This article needs additional citations for verification. (December 2018) (Learn how and when to remove this template message)
The anal canal is the terminal part of the large intestine. It is situated between the rectum and anus, below the level of the pelvic diaphragm. In humans it is approximately 2.5 to 4 inches long. It lies in the anal triangle of perineum in between the right and left ischioanal fossa.
Anatomy of the anus and rectum
|Artery||superior rectal artery (above pectinate line) and inferior rectal artery (below line)|
|Vein||superior rectal vein (above pectinate line) and inferior rectal vein (below line)|
|Nerve||autonomic inferior hypogastric plexus (above pectinate line) and somatic inferior rectal nerves (below line)|
|Lymph||Superficial inguinal lymph node (below pectinate line) and internal iliac lymph nodes (above line)|
The anal canal is the short terminal portion of the rectum through which wastes from the large intestine are excreted from the body. The ring at the terminal portion of the anal canal is called the anus.
The anal canal is between 2.5" and 5" in length and is guarded by two muscles that control the release of waste from the rectum.
The external anal sphincter muscle is the voluntary muscle that surrounds and adheres to the anus at the lower margin of the anal canal. This muscle is in a state of tonic contraction, but during defecation, it relaxes to allow the release of feces.
Movement of the feces is also controlled by the involuntarily controlled internal anal sphincter which an extension of the circular muscle surrounding the anal canal. It relaxes to expel feces from the rectum and anal canal.
Anal canal is divided into three parts. The zona columnaris is the upper half of the canal and is lined by simple columnar epithelium.
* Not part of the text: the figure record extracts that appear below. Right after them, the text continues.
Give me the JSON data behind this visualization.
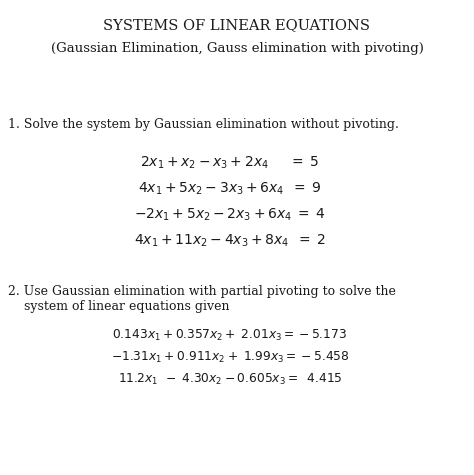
{
  "bg_color": "#ffffff",
  "title": "SYSTEMS OF LINEAR EQUATIONS",
  "subtitle": "(Gaussian Elimination, Gauss elimination with pivoting)",
  "problem1_label": "1. Solve the system by Gaussian elimination without pivoting.",
  "problem2_label_line1": "2. Use Gaussian elimination with partial pivoting to solve the",
  "problem2_label_line2": "    system of linear equations given",
  "title_fontsize": 10.5,
  "subtitle_fontsize": 9.5,
  "body_fontsize": 9.0,
  "eq1_fontsize": 10.0,
  "eq2_fontsize": 8.8
}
The lower half of the anal canal, below the pectinate line, is divided into two zones separated by Hilton's white line. The two parts are the zona hemorrhagica and zona cutanea, lined by stratified squamous non-keratinized and stratified squamous keratinized epithelium, respectively.
In humans it is approximately 2.5" to 4" long, extending from the anorectal junction to the anus. It is directed downwards and backwards. It is surrounded by inner involuntary and outer voluntary sphincters which keep the lumen closed in the form of an anteroposterior slit.
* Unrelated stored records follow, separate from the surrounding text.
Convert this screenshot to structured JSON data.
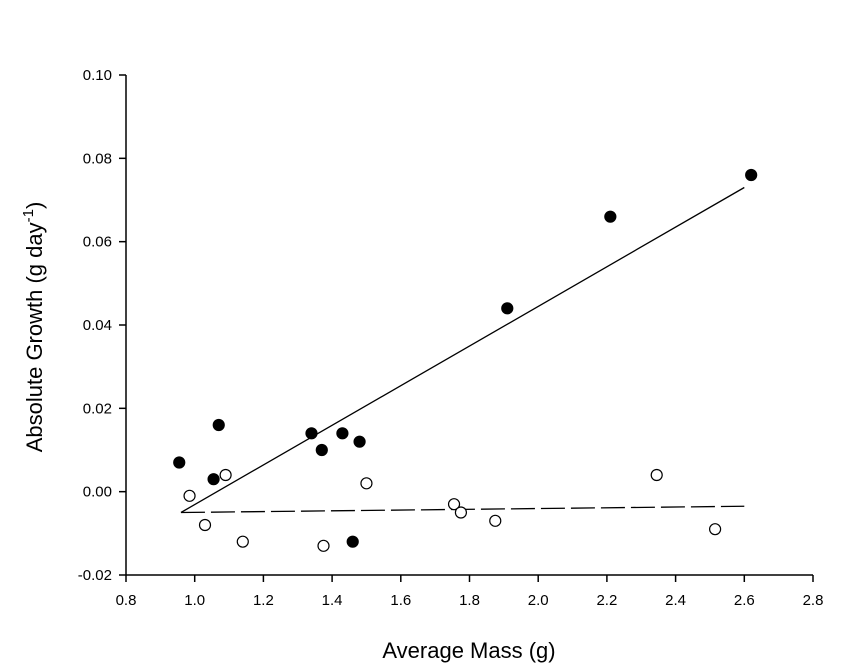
{
  "chart_data": {
    "type": "scatter",
    "title": "",
    "xlabel": "Average Mass (g)",
    "ylabel_main": "Absolute Growth (g day",
    "ylabel_sup": "-1",
    "ylabel_close": ")",
    "xlim": [
      0.8,
      2.8
    ],
    "ylim": [
      -0.02,
      0.1
    ],
    "xticks": [
      "0.8",
      "1.0",
      "1.2",
      "1.4",
      "1.6",
      "1.8",
      "2.0",
      "2.2",
      "2.4",
      "2.6",
      "2.8"
    ],
    "yticks": [
      "-0.02",
      "0.00",
      "0.02",
      "0.04",
      "0.06",
      "0.08",
      "0.10"
    ],
    "grid": false,
    "series": [
      {
        "marker": "filled-circle",
        "color": "#000000",
        "points": [
          [
            0.955,
            0.007
          ],
          [
            1.055,
            0.003
          ],
          [
            1.07,
            0.016
          ],
          [
            1.34,
            0.014
          ],
          [
            1.37,
            0.01
          ],
          [
            1.43,
            0.014
          ],
          [
            1.46,
            -0.012
          ],
          [
            1.48,
            0.012
          ],
          [
            1.91,
            0.044
          ],
          [
            2.21,
            0.066
          ],
          [
            2.62,
            0.076
          ]
        ],
        "fit": {
          "style": "solid",
          "from": [
            0.96,
            -0.005
          ],
          "to": [
            2.6,
            0.073
          ]
        }
      },
      {
        "marker": "open-circle",
        "color": "#000000",
        "points": [
          [
            0.985,
            -0.001
          ],
          [
            1.03,
            -0.008
          ],
          [
            1.09,
            0.004
          ],
          [
            1.14,
            -0.012
          ],
          [
            1.375,
            -0.013
          ],
          [
            1.5,
            0.002
          ],
          [
            1.755,
            -0.003
          ],
          [
            1.775,
            -0.005
          ],
          [
            1.875,
            -0.007
          ],
          [
            2.345,
            0.004
          ],
          [
            2.515,
            -0.009
          ]
        ],
        "fit": {
          "style": "dashed",
          "from": [
            0.96,
            -0.005
          ],
          "to": [
            2.6,
            -0.0035
          ]
        }
      }
    ]
  }
}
Behind this lies the anal gland which secretes lymphal discharge and built up fecal matter from the colon lining. In animals, gland expungement can be done routinely every 24 – 36 months to prevent infection and fistula formation.
The anal canal is divided into two unequal sections, upper and lower.
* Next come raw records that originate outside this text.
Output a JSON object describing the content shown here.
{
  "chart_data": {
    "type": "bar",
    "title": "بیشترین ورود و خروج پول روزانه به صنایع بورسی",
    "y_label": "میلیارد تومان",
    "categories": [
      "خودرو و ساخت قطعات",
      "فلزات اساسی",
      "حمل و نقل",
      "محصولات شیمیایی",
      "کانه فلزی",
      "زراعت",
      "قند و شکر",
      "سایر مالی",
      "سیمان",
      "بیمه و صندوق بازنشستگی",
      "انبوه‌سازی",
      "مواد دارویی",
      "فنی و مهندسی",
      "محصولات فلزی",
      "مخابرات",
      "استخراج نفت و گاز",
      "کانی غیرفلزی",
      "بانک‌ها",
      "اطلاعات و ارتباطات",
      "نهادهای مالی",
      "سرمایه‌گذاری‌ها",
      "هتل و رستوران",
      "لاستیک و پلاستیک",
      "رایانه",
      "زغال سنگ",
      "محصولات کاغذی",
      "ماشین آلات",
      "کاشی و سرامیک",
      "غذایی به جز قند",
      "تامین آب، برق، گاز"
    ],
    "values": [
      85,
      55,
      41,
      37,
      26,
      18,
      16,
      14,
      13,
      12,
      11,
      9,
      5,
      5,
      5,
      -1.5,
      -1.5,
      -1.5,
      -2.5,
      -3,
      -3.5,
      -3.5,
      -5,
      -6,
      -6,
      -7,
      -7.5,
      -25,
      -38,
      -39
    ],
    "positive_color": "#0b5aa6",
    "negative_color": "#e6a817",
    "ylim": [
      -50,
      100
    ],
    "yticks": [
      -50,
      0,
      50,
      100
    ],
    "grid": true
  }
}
- The upper 2/3 has longitudinal folds or elevations of tunica mucosa. Its mucosa is lined by simple columnar epithelium. Its lower ends are joined together by folds of mucous membrane called anal valves. The upper 2/3 of the anal canal is supplied by the superior rectal artery which is a branch of the inferior mesenteric artery.
- The lower 1/3 of the anal canal is lined by stratified squamous epithelium that blends with the skin. The lower third of the anal canal is supplied by the inferior rectal artery which is a branch of the internal pudendal artery.
A whitish line called Hilton's white line indicates the junction between keratinized stratified squamous epithelium and unkeratinized stratified squamous epithelium.